あれ、寝なきゃいけないんじゃなかったっけ。



まぁいいか。

2人でお店にご飯を食べに行くのなんて初めてかもしれない。

それくらい父さんとは関わっていない。


俺がそう思いながら自室で窓を眺めながらダウンジャケットを着ると、下ではもう家の鍵を持つ音が聴こえた。


急いで一階に降りて、父さんと外に出る。


そのまま何も言わずに駅に向かい、先導されるままに電車に乗る。


普段なら自分で払うものを、「いいよ。」と駅でのお金を払ってもらい、少し悪いと思った。


そのまま何も言わずに電車に乗り、降りては歩く。折角二人で出かけると言うのに何も言わないなんて、母さんにも、そうだったのかな。と思う。


日本庭園が左を過ぎると、父さんが初めて口を開く。

「ここ、いいよな。」

「うん。」


このままでは会話が終わってしまうと思い、咄嗟に

「来たことあるの?」

と聞いた。


「時々来てるよ。」

俺は内心驚きだった。


駅前の国立庭園ということもあって、この場所にくるには一日二十組限定の予約をするか、年パスか、月パスを買うしかない。


ちょこちょこ来ているということは年パスだろうか。


国立庭園がいつも混んでいないのは、きっと運営側が、庭園の趣きを無くさないように、静かで慎ましい庭園を楽しめるように。


という目的なのだろう。


しかし年パスや月パスは入場制限もないし、入りたい放題なので楽である。


ただ、申請をして許可を貰い、その後家にパスカードが送られる仕組みなのだが、俺の場合は来るのに半年かかった。

人気なのか、取りたい人がその場で取ると、入場制限の意味が無いからか、‘’しばらくお待ち頂く可能性がございます。”の注意文すらあった。

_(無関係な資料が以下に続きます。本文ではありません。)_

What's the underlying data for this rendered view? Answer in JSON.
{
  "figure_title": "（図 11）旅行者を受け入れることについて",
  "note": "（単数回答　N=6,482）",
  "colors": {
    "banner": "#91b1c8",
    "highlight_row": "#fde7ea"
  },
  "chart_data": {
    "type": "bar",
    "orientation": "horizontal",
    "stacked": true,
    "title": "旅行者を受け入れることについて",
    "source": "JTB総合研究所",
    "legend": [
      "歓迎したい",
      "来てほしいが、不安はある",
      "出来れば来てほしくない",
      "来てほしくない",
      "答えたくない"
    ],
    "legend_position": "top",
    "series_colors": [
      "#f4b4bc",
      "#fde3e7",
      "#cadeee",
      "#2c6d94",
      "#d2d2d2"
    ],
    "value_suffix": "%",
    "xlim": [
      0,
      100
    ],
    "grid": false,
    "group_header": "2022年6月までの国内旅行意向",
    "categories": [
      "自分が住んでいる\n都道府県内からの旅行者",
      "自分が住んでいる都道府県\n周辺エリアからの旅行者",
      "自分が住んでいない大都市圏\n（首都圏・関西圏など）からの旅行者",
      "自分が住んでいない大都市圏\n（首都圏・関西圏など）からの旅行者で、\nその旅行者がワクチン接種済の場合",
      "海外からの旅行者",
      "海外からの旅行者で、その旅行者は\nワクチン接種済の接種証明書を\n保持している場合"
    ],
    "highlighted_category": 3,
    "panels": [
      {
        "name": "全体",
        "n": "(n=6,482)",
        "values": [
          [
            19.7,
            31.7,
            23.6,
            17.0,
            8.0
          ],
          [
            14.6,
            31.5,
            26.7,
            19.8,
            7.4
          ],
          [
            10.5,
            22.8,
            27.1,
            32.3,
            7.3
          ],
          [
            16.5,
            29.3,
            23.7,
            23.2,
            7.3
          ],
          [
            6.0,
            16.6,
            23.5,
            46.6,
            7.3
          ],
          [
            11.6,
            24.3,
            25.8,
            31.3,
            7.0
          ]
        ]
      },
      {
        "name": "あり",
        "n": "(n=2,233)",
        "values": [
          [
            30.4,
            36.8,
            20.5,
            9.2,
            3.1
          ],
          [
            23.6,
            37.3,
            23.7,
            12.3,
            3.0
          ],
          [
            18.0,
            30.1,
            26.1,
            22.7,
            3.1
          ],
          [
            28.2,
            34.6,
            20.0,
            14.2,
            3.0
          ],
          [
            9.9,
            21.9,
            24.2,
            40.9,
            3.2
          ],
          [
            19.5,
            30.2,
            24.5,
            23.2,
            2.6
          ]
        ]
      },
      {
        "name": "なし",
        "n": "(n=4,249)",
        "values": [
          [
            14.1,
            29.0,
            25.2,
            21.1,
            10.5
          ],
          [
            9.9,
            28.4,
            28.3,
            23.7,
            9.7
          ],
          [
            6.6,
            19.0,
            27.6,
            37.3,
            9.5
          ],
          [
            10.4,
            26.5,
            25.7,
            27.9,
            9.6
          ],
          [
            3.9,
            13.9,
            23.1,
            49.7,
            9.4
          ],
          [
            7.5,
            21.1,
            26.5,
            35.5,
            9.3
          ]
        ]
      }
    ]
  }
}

なお、パスを持っている人でも予約というのが取れる仕組みになっている。

公式サイトからアカウントにログインして、申請をすると、その時間はパスカードを持っている人も入れない。


予約は三十分だが、貸切になるなんて嬉しい制度である。


俺は公式サイトの予約表を見て毎回来ているからそういう人らに当たったことは無い。


こんな場所に父さんが来ていたとは。